Once upon a time, "reform" meant to improve, generally by removing the potential for corruption. In the 1950s, for example, my father belonged to a Reform Democratic Club in New York that was fighting Tammany Hall.
But somewhere along the line, the word "reform" came to be attached to anything that could be touted as a simplification or streamlining of the system. This goes back at least to the Tax Reform Act of 1986:
http://en.wikipedia.org/wiki/Tax_Reform_Act_of_1986The U.S. Congress passed the Tax Reform Act of 1986 (TRA) (Pub.L. 99-514, 100 Stat. 2085, enacted October 22, 1986) to simplify the income tax code, broaden the tax base and eliminate many tax shelters and other preferences. Referred to as the second of the two "Reagan tax cuts" (the Kemp-Roth Tax Cut of 1981 being the first), the bill was also officially sponsored by Democrats, Richard Gephardt of Missouri in the House of Representatives and Bill Bradley of New Jersey in the Senate. . . .
The top tax rate was lowered from 50% to 28% while the bottom rate was raised from 11% to 15%. Many lower level tax brackets were consolidated, and the upper income level of the bottom rate (married filing jointly) was increased from $5,720/year to $29,750/year. This package ultimately consolidated tax brackets from fifteen levels of income to four levels of income.
This would be the only time in the history of the U.S. income tax (which dates back to the passage of the Revenue Act of 1862) that the top rate was reduced and the bottom rate increased concomitantly. In addition, capital gains faced the same tax rate as ordinary income. . . .The Act also increased incentives favoring investment in owner-occupied housing relative to rental housing by increasing the Home Mortgage Interest Deduction. . . . To the extent that low-income people may be more likely to live in rental housing than in owner-occupied housing, this provision of the Act could have had the tendency to decrease the new supply of housing accessible to low-income people. The Low-Income Housing Tax Credit was added to the Act to provide some balance and encourage investment in multifamily housing for the poor.
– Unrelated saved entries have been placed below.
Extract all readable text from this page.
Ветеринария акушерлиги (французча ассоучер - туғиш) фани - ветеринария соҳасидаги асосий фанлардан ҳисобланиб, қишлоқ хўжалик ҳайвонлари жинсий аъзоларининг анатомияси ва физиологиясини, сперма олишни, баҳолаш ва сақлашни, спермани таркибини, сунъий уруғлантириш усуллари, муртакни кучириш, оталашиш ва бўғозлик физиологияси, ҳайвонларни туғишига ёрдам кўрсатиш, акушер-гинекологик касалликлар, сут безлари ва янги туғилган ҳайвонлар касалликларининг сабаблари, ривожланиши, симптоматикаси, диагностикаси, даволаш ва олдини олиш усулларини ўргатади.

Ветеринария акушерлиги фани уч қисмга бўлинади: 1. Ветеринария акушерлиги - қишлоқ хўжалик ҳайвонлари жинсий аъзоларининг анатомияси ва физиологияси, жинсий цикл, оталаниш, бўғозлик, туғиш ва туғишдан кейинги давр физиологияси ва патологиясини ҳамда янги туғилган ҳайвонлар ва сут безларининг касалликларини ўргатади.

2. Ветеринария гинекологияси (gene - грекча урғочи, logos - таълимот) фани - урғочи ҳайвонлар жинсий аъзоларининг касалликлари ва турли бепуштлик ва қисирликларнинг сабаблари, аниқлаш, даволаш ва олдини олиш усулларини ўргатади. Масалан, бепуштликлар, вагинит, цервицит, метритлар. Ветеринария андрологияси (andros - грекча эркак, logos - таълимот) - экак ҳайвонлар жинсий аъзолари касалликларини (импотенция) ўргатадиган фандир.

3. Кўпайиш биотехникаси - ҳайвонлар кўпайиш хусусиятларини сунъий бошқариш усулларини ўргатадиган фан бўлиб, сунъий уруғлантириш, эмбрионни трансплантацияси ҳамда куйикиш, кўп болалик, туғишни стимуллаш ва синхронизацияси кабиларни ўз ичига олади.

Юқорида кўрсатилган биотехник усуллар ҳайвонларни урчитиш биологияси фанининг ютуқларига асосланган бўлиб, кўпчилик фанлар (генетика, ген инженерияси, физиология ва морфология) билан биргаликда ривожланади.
Moreover, interest on consumer loans such as credit card debt were no longer deductible. An existing provision in the tax code, called Income Averaging, which reduced taxes for those only recently making a much higher salary than before, was eliminated (although later partially reinstated, for farmers in 1997 and for fishermen in 2004). The Act, however, increased the personal exemption and standard deduction.